元々、農耕社会前の採集狩猟民族は明日のことを考える余裕はなかった。その日のご飯を食べるためには、目の前の危険に注意を向けていなければ生存の確率は低かった世界だった。それが何万年も続いていて、未だに現代の生活が採集狩猟の時代を超えたことはない。現代は目まぐるしい進化を遂げていて、いまこのときがピークの連続を迎えているのは誰も否定しようができない事実だ。その変化に適応しているものは極わずかで、大半の人達はその流れに取り残されないように奔走している、というのが現代の特徴だと思う。

目の前にあるものを信じ、未来を見ることがなかった大昔。
今はその逆転現象が起きている。
未来を信じ、目の前のことが信じられなくなる。それは虚構を信じることが当たり前になっている。別に悪いことではない。虚構を信じることができるから、僕たちは物語を楽しむことができる。妄想に世界に浸ることは、大昔の人たちはできた人は限りなく少なかったはずだ。ただし、生物としての根源的な欲求は変わっていないように思う。楽して、生きていたいというもの。

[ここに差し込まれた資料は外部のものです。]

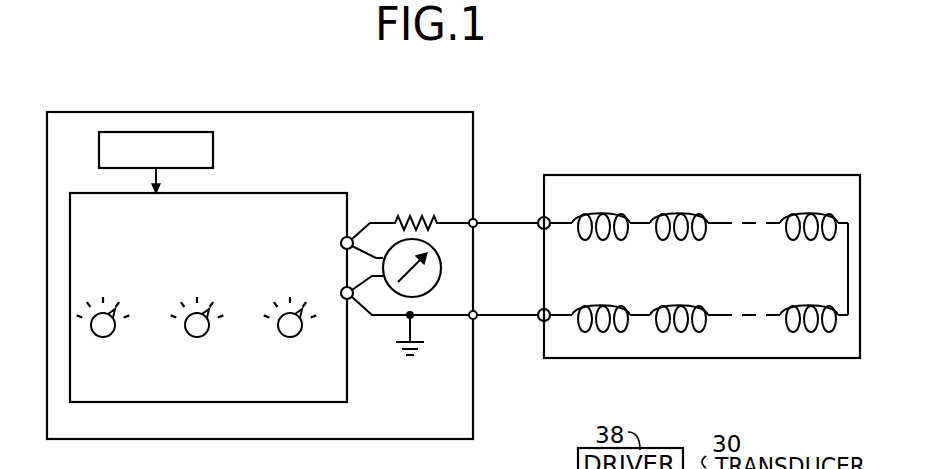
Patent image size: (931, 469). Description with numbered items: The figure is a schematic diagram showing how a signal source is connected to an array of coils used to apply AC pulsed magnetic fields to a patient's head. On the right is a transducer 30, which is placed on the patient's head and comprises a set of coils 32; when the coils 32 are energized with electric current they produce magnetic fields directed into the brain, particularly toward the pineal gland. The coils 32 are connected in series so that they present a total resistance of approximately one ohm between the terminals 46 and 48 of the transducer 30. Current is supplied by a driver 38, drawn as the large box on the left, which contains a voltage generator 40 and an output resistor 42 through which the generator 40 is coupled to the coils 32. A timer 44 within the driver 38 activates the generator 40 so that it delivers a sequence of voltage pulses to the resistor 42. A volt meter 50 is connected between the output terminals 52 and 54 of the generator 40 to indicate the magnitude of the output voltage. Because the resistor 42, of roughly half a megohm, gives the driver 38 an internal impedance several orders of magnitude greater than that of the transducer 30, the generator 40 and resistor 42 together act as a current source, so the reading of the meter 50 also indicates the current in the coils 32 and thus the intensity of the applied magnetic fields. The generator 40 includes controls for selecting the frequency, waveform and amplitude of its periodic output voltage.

The transducer 30 is at (702, 240).
The coils 32 is at (683, 232).
The driver 38 is at (317, 118).
The voltage generator 40 is at (283, 193).
The output resistor 42 is at (419, 215).
The timer 44 is at (213, 150).
The terminal of the transducer 46 is at (542, 217).
The terminal of the transducer 48 is at (542, 321).
The volt meter 50 is at (438, 274).
The output terminal of the generator 52 is at (353, 239).
The output terminal of the generator 54 is at (351, 298).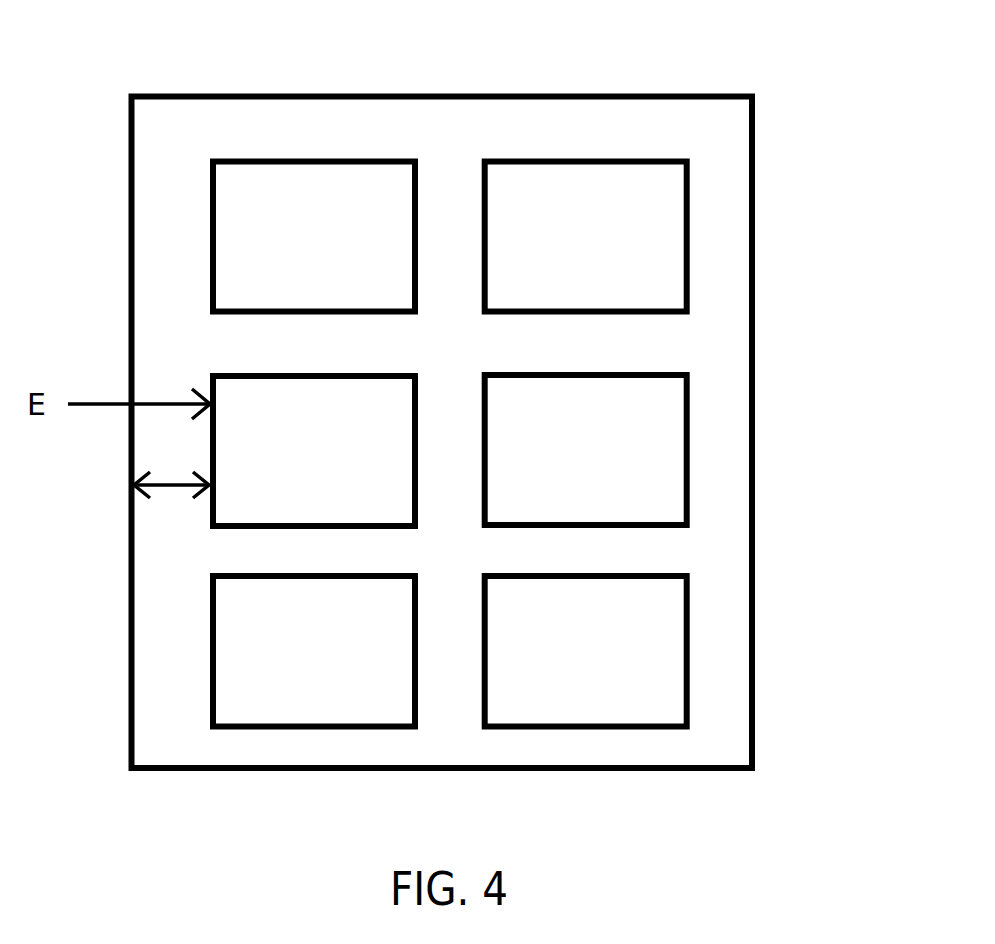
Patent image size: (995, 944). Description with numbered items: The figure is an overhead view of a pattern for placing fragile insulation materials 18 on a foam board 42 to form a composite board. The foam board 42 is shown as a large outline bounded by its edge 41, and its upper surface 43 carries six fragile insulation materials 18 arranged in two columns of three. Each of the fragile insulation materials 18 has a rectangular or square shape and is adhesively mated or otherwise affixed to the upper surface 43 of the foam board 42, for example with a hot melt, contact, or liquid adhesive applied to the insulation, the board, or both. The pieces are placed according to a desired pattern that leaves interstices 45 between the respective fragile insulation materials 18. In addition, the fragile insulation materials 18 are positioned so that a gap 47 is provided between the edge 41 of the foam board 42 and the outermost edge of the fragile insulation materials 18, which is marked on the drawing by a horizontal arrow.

The fragile insulation materials 18 is at (627, 463).
The edge 41 is at (754, 255).
The foam board 42 is at (130, 703).
The upper surface 43 is at (163, 143).
The interstices 45 is at (447, 173).
The gap 47 is at (175, 493).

大昔の人は、狩猟採集せず食料を得たいと思っただろうし、今の人は一生遊んで暮らせるお金がほしいと考えている。
逆に大昔の人はお金なんていらないだろう。今の人達はどうだろう。一生困らない食料は欲しいと思うけど、お金のほうがありがたがるのではないか?
貨幣の価値が有り続ける限りは、お金を求めます。お金での交換でしか得られないものがこの世界には多いので。